Not surprisingly, the cash market was still falling going into the weekend. Generally Friday’s losses were mild at a dime or less, though, and few points fell much more than a dime other than San Juan Basin, Malin and the California border into PG&E.

Border-SoCalGas numbers were mostly flat, allowing that point to avoid the overall softness. Colder weather entering the Pacific Northwest prompted a shipper advisory from Northwest Pipeline and resulted in only small drops of about 3 cents for Sumas and Stanfield.

“It’s that time of year again.” That was one marketer’s assessment of why prices were able to shrug off the post-season blasts of winter hitting many parts of the East until late last week, and continued to weaken after last Monday’s one-day rally.
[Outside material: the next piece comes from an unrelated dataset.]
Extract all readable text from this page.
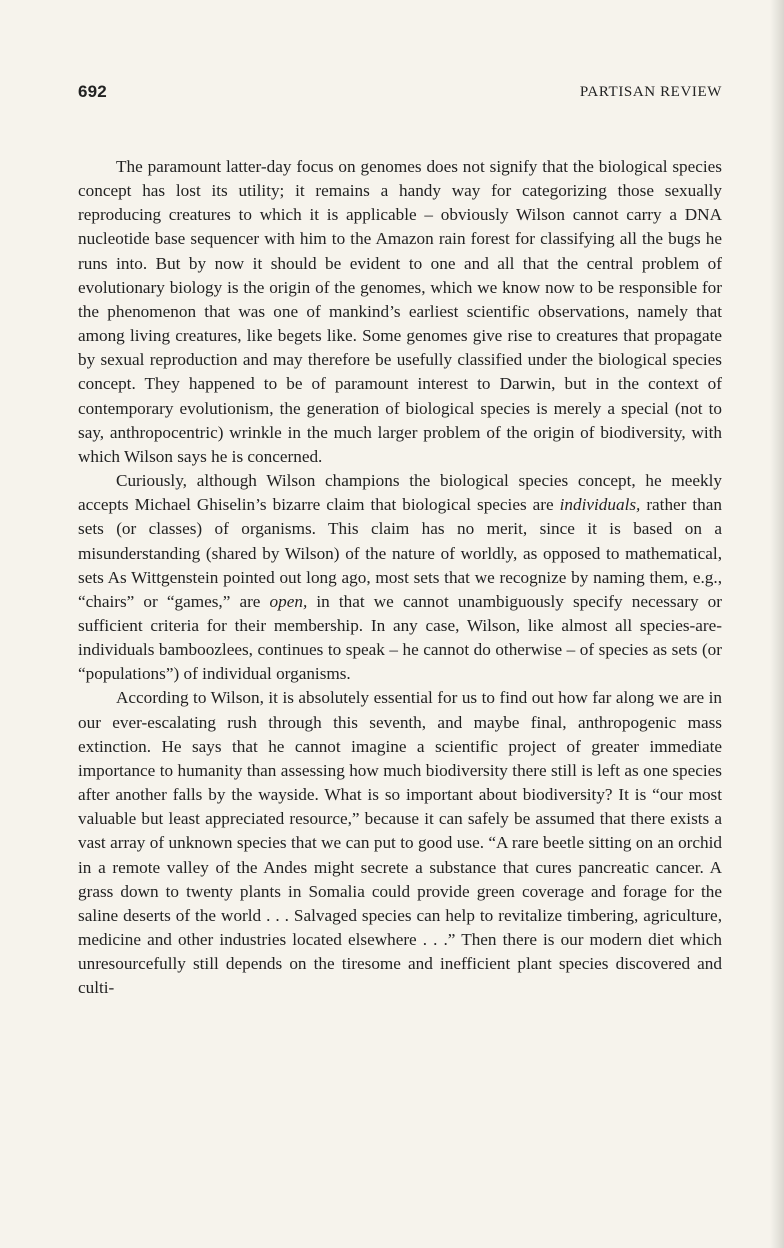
692	PARTISAN REVIEW

The paramount latter-day focus on genomes does not signify that the biological species concept has lost its utility; it remains a handy way for categorizing those sexually reproducing creatures to which it is applicable – obviously Wilson cannot carry a DNA nucleotide base sequencer with him to the Amazon rain forest for classifying all the bugs he runs into. But by now it should be evident to one and all that the central problem of evolutionary biology is the origin of the genomes, which we know now to be responsible for the phenomenon that was one of mankind’s earliest scientific observations, namely that among living creatures, like begets like. Some genomes give rise to creatures that propagate by sexual reproduction and may therefore be usefully classified under the biological species concept. They happened to be of paramount interest to Darwin, but in the context of contemporary evolutionism, the generation of biological species is merely a special (not to say, anthropocentric) wrinkle in the much larger problem of the origin of biodiversity, with which Wilson says he is concerned.

Curiously, although Wilson champions the biological species concept, he meekly accepts Michael Ghiselin’s bizarre claim that biological species are individuals, rather than sets (or classes) of organisms. This claim has no merit, since it is based on a misunderstanding (shared by Wilson) of the nature of worldly, as opposed to mathematical, sets As Wittgenstein pointed out long ago, most sets that we recognize by naming them, e.g., “chairs” or “games,” are open, in that we cannot unambiguously specify necessary or sufficient criteria for their membership. In any case, Wilson, like almost all species-are-individuals bamboozlees, continues to speak – he cannot do otherwise – of species as sets (or “populations”) of individual organisms.

According to Wilson, it is absolutely essential for us to find out how far along we are in our ever-escalating rush through this seventh, and maybe final, anthropogenic mass extinction. He says that he cannot imagine a scientific project of greater immediate importance to humanity than assessing how much biodiversity there still is left as one species after another falls by the wayside. What is so important about biodiversity? It is “our most valuable but least appreciated resource,” because it can safely be assumed that there exists a vast array of unknown species that we can put to good use. “A rare beetle sitting on an orchid in a remote valley of the Andes might secrete a substance that cures pancreatic cancer. A grass down to twenty plants in Somalia could provide green coverage and forage for the saline deserts of the world . . . Salvaged species can help to revitalize timbering, agriculture, medicine and other industries located elsewhere . . .” Then there is our modern diet which unresourcefully still depends on the tiresome and inefficient plant species discovered and culti-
He meant that the market fundamentals of a true shoulder month were coming into play more strongly.

The big storage refill volume reported by AGA blunted some of the urgency about hurrying up with injection season, another trader pointed out. And with the unusually cold weather of last week fading away Friday, with little in the way of air conditioning load to replace it, weather-related demand figures to be rather benign for a while, he added.

The market was rather featureless as the week ended, a couple of sources agreed. The screen gave few clues, they said, as it remained mildly softer during morning cash trading only to push mildly higher in the afternoon.

A large aggregator said he was “trying to do something for May this [Friday] afternoon, but I can’t drum up any interest.” It seemed like most Houston-based traders had left their offices early to go to the Shell Houston Open golf tournament, he said. A Gulf Coast marketer said he had been approached about May purchases by an end-user, “but we just weren’t ready to get involved with that yet.”